After time started back up…she bit her lip again. Would time start back up, she wondered? She shook her head. One problem at a time, Rom, she muttered. She moved slowly to the next unrepentant and untamable beast, and swung again.
* * * * *
The tears had stopped falling – she wasn’t sure when, exactly, but her face was mostly dry by the time she was done with all the infected creatures. The sense of failure; the pain and bitter frustration were replaced by a hardened resolve.
This was what it meant to be a Sheharid, she realized. She stood on the barrier between life and death, helped those cross over who could not do so on their own, and pull those across who simply refused to do so. She was not their judge or their council – she was like the wind that carried the seeds across the open fields, like the great curls of water that crashed against the foundations of the city. All those nights of her childhood where she lay awake and wondered about the wishes of a young orphaned child in a poor steam-driven town of castaways – of a family, of comfort, either elevated and directed in the relati
vely abandoned Oldtown or the utopian dream of life within the walls, all manner of fancy; now she was faced with the numbing reality that she could never have possibly considered. She was not a child, she was…this. A shepherd. A gatherer. A reaper. Standing on the edge of life and death, in the half-breath between heartbeats and silence.

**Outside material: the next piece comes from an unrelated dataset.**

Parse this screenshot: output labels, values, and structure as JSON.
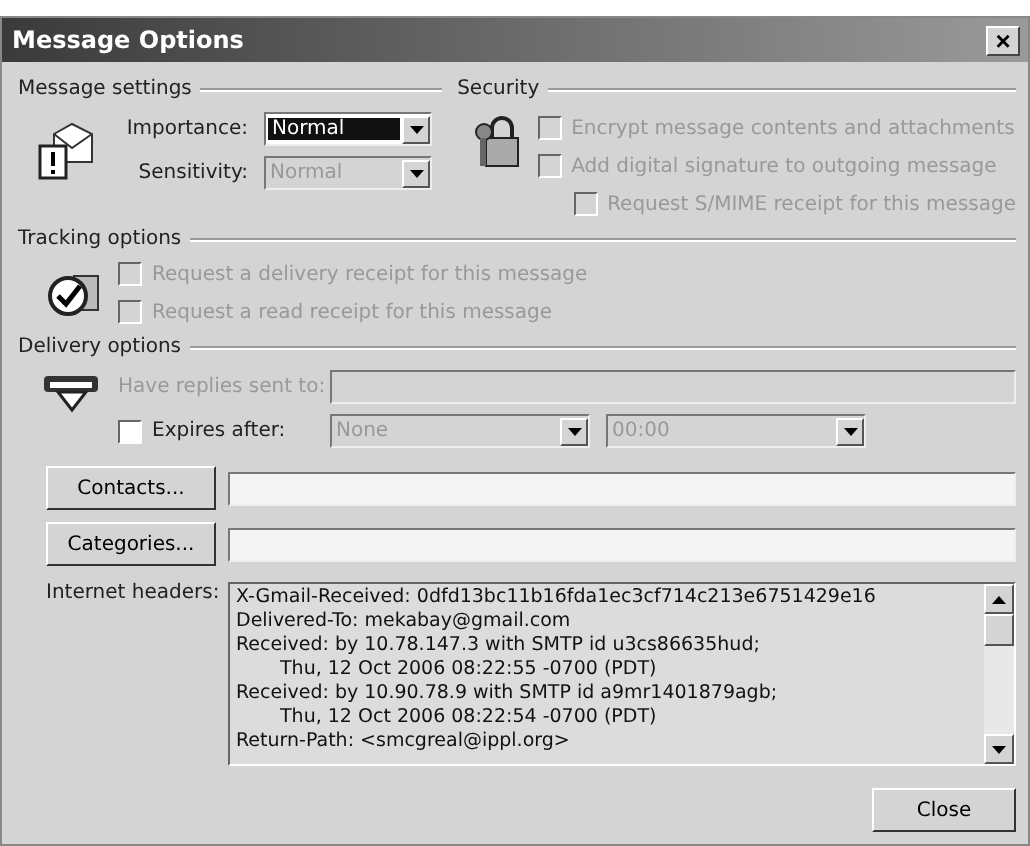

She stood as a lone motion between stillness and wrestled a deep breath for luck as she pulled her pocket watch back up by its chain and held it in the palm of her hand, thumb poised above the watch-stem and closed her eyes.
Chapter 23: Requiem
The townspeople, for the most part, never realized what had happened. One moment, they stood facing certain, almost unavoidable, death in defense of their homes and families; and the next, the creatures were either heading back they way they had come or lay dead at their feet.
There were a few injuries – mostly due to untrained people holding potentially dangerous weapons or tools fashioned into instruments of war. Three scientists were badly scalded when a pressure valve erupted on a self-propelled well-digger they had turned into some sort of reverberating battering ram, for example. All of the minor injuries were being contained and treated on site, with no expectations of lasting damages.
Kari sent Aleph-Five into the field to ascertain the damage to the agricultural fields, and he seemed happy enough to do so, even going so far as to conscript a few of the other newly-reactivated machines into assisting in an organized and methodical approach. Even as they searched the fields, they took the time to dispose of the many bodies of the creatures which had so suddenly and inexplicably died, within striking distance of the townspeople. Kari told Rom later that the machines had been somber and respectful of the creatures. She thought Rom would have appreciated that.
Cousins congratulated his men on helping to stand side by side with the rest of the town in defense of the congregated people – Rom thought he seemed to be doing so in a very suspiciously dramatic way, but he assured her later that his efforts were all above-board and simply part of his determination to find positive results in negative situations. In the end, it solidified her resolve to not look too closely at anything Cousins did, assuming she wanted to remain his friend.